Life is too short to proofread.
man, thanks, i didn't think it was flamebait either.
i used to work at the local technical institute, so i feel ya on the no one gets fired or promoted thing. there was a room their with nothing but receptionists. they didn't necessarily receive anything, they were just there, in case customer service or a dept head needed one.
most likely they were there just to make sure there was money in the budget for next year.
i think a lot of slashdotters scan posts, and at a glance, mine looked like flamebait. whatever, it's just slashdot. the whole reason i come here is to see flamebait, and a lot of times the comments are so shortsighted that it all looks like flamebait to me anyway.
scott king
"Do you think vandals, not those that spray paint their names or make a pretty pictures, but those that break shit - do it for fame, fortune or otherwise? What do serial arsonists gain? Nothing."

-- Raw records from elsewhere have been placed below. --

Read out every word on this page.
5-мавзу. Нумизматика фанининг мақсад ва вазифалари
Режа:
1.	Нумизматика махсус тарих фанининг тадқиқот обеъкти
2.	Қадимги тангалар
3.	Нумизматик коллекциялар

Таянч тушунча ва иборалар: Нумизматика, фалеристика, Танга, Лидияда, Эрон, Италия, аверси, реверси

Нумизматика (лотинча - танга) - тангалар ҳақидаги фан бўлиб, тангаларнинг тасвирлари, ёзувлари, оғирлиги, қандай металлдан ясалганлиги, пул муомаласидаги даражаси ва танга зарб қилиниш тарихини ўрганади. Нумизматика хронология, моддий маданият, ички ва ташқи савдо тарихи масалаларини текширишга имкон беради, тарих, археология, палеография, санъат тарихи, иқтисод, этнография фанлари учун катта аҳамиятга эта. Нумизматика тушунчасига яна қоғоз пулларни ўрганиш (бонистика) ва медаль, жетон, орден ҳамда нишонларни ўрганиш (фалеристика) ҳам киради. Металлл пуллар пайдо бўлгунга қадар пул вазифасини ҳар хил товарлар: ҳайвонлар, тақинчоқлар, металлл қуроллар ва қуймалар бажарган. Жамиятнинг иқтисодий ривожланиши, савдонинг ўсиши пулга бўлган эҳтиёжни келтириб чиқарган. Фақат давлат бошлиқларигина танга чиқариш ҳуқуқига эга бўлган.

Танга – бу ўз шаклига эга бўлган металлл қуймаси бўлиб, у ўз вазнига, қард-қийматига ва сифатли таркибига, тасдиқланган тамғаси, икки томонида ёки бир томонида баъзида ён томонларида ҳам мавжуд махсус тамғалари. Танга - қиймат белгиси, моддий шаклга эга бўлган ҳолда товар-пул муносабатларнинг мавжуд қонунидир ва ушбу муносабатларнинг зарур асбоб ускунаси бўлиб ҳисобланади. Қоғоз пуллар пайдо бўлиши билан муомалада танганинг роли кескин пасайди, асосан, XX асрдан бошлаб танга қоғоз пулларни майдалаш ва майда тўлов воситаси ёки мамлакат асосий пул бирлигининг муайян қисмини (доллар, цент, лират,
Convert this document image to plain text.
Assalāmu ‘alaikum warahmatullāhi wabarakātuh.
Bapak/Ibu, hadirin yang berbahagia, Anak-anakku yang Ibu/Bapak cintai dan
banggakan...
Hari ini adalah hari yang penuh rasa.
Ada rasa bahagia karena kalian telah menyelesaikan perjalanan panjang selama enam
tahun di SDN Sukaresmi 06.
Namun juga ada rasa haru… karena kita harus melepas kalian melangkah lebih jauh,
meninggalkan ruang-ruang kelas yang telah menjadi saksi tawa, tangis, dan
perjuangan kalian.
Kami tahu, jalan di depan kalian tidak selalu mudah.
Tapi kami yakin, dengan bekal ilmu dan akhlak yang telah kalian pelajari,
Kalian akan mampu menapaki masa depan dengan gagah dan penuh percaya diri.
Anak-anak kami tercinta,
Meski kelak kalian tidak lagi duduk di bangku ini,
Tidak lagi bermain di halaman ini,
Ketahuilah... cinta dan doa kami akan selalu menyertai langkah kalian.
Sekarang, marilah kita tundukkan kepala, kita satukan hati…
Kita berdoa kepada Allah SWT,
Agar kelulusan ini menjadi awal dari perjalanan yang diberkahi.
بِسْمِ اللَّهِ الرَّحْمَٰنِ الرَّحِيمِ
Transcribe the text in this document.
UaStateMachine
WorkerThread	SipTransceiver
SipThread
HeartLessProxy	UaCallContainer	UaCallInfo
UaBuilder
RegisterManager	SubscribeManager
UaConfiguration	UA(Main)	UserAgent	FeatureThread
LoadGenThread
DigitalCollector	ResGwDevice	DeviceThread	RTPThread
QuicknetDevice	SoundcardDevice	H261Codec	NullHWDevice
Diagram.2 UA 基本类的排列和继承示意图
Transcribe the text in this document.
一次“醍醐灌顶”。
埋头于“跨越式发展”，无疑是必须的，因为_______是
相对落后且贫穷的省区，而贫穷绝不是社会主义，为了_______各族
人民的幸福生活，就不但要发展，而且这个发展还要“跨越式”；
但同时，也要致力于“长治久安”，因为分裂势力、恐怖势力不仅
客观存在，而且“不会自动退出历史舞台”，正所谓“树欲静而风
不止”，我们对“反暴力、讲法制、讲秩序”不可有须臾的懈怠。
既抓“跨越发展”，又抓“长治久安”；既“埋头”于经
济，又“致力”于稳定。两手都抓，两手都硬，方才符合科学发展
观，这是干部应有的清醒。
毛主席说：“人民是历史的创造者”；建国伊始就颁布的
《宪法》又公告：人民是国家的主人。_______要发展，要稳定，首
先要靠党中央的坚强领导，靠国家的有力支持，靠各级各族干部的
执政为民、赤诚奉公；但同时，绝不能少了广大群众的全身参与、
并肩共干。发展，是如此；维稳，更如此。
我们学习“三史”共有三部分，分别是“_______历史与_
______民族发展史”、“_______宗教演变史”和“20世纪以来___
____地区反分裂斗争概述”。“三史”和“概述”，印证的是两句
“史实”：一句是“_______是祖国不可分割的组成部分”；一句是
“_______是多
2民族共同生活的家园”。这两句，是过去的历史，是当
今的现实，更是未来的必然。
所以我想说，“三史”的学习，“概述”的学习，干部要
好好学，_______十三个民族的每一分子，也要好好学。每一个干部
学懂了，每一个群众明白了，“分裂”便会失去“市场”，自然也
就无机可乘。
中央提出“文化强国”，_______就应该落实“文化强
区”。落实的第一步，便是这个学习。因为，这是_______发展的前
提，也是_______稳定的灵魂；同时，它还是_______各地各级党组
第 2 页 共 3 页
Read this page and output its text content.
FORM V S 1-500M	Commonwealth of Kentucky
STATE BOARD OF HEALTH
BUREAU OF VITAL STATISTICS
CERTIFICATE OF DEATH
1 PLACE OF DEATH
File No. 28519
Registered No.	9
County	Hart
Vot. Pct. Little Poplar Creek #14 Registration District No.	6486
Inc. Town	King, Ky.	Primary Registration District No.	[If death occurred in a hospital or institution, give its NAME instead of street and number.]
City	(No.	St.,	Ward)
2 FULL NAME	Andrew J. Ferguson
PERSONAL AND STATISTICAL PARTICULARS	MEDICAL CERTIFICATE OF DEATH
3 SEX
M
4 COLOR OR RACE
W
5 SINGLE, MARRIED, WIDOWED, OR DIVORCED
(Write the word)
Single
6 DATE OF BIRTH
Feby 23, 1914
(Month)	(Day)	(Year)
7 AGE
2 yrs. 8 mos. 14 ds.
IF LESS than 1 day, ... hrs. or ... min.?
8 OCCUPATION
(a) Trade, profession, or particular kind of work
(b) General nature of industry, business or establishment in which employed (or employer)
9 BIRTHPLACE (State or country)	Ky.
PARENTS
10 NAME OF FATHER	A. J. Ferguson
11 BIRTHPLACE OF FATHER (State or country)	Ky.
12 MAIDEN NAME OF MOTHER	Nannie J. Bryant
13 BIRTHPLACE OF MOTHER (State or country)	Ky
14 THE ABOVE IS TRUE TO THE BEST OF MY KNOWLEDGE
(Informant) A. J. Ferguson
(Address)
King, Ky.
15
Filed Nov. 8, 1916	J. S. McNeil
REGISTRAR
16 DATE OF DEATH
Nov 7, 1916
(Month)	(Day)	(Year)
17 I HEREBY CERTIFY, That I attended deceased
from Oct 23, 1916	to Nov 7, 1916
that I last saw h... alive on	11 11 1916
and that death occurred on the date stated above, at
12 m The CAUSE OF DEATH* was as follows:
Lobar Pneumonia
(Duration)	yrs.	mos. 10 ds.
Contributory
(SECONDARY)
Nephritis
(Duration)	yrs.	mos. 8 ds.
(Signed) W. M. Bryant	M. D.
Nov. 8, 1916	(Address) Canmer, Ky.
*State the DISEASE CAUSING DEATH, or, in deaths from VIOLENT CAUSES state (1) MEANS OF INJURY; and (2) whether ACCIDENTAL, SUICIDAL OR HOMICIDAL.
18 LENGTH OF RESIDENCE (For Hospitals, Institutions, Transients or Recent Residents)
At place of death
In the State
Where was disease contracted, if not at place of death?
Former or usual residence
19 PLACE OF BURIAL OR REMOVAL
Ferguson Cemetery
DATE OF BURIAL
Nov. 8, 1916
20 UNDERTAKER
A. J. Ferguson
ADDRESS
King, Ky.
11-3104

I'm not sure if I'd lump vandals and arsonists into the same motivational pile that quickly. I've spent some time trying to understand what the payoff for certain abberant behaviors is, and I've got a theory that some of them may be doing it for one of the most powerful motivational reasons that can exist for a human being.
Most people are aware of a highly pleasurable feeling that comes at the moment before orgasm, and most can come up with other situations where they felt something very vaguely like it, such as a pleasurable tickling of the brain when listening to a certain passages of music.
Now, what if individuals are all hooked up slightly differently with regards to what they find pleasurable? Do you think some might feel pleasure when looking into a window and seeing someone who is attractive who is unaware of being observed? How about when poking a finger into a loaf of bread in a grocery store and leaving it on the shelf? Shoplifting? Sniffing bicycle seats? Setting a fire?
Consider that some people may be wired up so that they get that little tickle under some bizarre or destructive circumstances that make little sense to you or I. Some people appear to be wired up to feel strong pleasurable responses under some rather undesirable circumstances. For them, it's a curse.
The mechanism of how pleasurable endorphine feedback response works, what triggers it, and why some people appear to have wound up with different triggers and suppression mechanisms than others is not well understood, but anyone who ignores it when trying to figure out what motivates some people to do strange, deviant, antisocial, or destructive things may be missing an important piece of the puzzle.